Im Februar 2018 hat der Wirtschaftsrat gemeinsam mit unserer Ministerin Karin Prien Ergebnisse von Einstellungstests von Unternehmen analysiert, die in einer langen Zeitreihe von zum Teil mehr als 20 Jahren zur Verfügung stehen. Die Frage dahinter war, wie sich das Leistungsniveau der Schulabgänger in den vergangenen Jahren trotz oder wegen verschiedener Reformen im Bildungswesen entwickelt hat. Das Bild ist – selbstverständlich – nicht eindeutig und der Einzelfall erlaubt natürlich keine Aussage für die Grundgesamtheit. Übereinstimmende Erkenntnis der referierenden Personalleiter war jedoch der Rückgang der Leistungsfähigkeit im elementaren Rechnen und in der Rechtschreibung, insbesondere ein Einbruch in den vergangenen 5 Jahren. Das korreliert etwa mit der Verfügbarkeit von mobilen Endgeräten für nahezu alle Schülerinnen und Schüler.


Natürlich stellt sich die Frage, ob die Berufswelt von morgen in Wirklichkeit noch profunde Kenntnisse im Rechnen und Schreiben benötigt. In kaufmännischen Berufen wird das nicht in Frage gestellt werden. Dennoch wurde in der Diskussion klar, dass fachliche Defizite aus der Schule während der Ausbildung in Unternehmen ausgeglichen werden können, kaum jedoch soziale Aspekte wie Leidenschaft, Durchhaltevermögen, Zuverlässigkeit und Teamfähigkeit. Das sind Werte und Tugenden, die sich nicht allein durch die fachliche Beschäftigung mit Unterrichtsinhalten entwickeln, sondern die die steuernde und erziehende Hand der Lehrkraft benötigt. Wir brauchen Lehrkräfte, die in diesem Sinne Mut zur Führung und Erziehung haben, und wir sollten unsere Formate und Methoden überdenken, so dass, wenn es schon am Rechtschreiben und Rechnen mangelt, wenigstens andere Kompetenzen stärker ausgeprägt sind, die unsere jungen Leute in der Zukunft vermutlich benötigen.


Ohne Zweifel kommt mit der Digitalisierung aller Gesellschaftsbereiche eine weitere Herausforderung auf unser Schulsystem und auch auf jede einzelne Lehrkraft zu.
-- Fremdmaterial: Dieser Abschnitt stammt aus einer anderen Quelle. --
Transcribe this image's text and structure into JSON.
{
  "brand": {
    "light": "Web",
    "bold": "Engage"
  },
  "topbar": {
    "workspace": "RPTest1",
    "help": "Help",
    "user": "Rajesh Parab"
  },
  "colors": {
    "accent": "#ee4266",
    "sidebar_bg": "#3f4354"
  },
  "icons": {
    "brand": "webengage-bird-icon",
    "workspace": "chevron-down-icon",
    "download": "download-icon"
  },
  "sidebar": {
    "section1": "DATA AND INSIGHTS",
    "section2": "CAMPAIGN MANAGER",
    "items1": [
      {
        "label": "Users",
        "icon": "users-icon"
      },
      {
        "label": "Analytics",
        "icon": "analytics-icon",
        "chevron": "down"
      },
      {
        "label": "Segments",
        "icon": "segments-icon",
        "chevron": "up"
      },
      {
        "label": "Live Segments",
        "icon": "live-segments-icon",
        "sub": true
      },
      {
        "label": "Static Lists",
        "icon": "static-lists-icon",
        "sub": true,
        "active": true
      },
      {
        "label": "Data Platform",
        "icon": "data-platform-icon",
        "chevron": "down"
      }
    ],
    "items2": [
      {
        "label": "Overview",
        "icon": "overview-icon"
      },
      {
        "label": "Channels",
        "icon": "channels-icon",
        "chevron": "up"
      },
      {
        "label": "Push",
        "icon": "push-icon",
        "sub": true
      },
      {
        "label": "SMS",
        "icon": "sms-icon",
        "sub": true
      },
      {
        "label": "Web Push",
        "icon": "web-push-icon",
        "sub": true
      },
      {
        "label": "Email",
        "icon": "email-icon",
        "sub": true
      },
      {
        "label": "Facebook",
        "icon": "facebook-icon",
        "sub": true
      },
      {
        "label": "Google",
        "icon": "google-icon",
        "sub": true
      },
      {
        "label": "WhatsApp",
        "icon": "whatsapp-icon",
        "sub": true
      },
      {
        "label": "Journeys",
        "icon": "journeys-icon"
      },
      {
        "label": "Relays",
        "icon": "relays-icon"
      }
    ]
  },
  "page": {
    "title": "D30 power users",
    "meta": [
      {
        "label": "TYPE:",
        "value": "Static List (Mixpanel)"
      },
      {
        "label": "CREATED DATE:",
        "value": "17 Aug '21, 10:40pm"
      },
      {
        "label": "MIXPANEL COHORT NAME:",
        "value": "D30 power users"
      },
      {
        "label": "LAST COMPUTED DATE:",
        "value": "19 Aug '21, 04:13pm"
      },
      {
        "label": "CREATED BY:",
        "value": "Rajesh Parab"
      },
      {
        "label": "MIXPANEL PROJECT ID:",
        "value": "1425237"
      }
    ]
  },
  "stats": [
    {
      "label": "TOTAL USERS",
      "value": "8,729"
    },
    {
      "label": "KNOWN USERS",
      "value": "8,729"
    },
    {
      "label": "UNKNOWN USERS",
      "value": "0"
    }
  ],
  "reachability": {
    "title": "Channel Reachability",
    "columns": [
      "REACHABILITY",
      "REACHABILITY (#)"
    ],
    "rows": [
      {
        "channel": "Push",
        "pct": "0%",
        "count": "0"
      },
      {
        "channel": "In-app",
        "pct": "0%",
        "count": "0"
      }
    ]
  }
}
Digitalisierung von Schule bedeutet sicherlich nicht nur, künftig die Noten, Bewertungen und das Klassenbuch mit einem Schulverwaltungsprogramm vorzunehmen. Und wer unter Einsatz digitaler Medien den sporadischen Rechercheauftrag bei Google mit dem Handy versteht, greift deutlich zu kurz. Digitalisierung bietet die große Chance, den Computer und das Internet für die Individualisierung von Lehr-Lern-Prozessen zu nutzen. Das gilt vor allem für Übungs- und Verfestigungsphasen im Lernen, die jede Schülerin und jeder Schüler für sich selbst absolvieren muss. Hier kann Lernen und Arbeiten digital unterstützt werden. Das gilt eher nicht für Lehr-Lern-Prozesse, in denen es um das Aufzeigen großer Zusammenhänge oder der Bewertung von gesellschaftlichen Ereignissen geht. Hier wird die Lehrkraft gebraucht, und ich erwarte nicht, dass in der nahen Zukunft ein Roboter oder eine Lernsoftware diese Tätigkeit übernehmen wird können.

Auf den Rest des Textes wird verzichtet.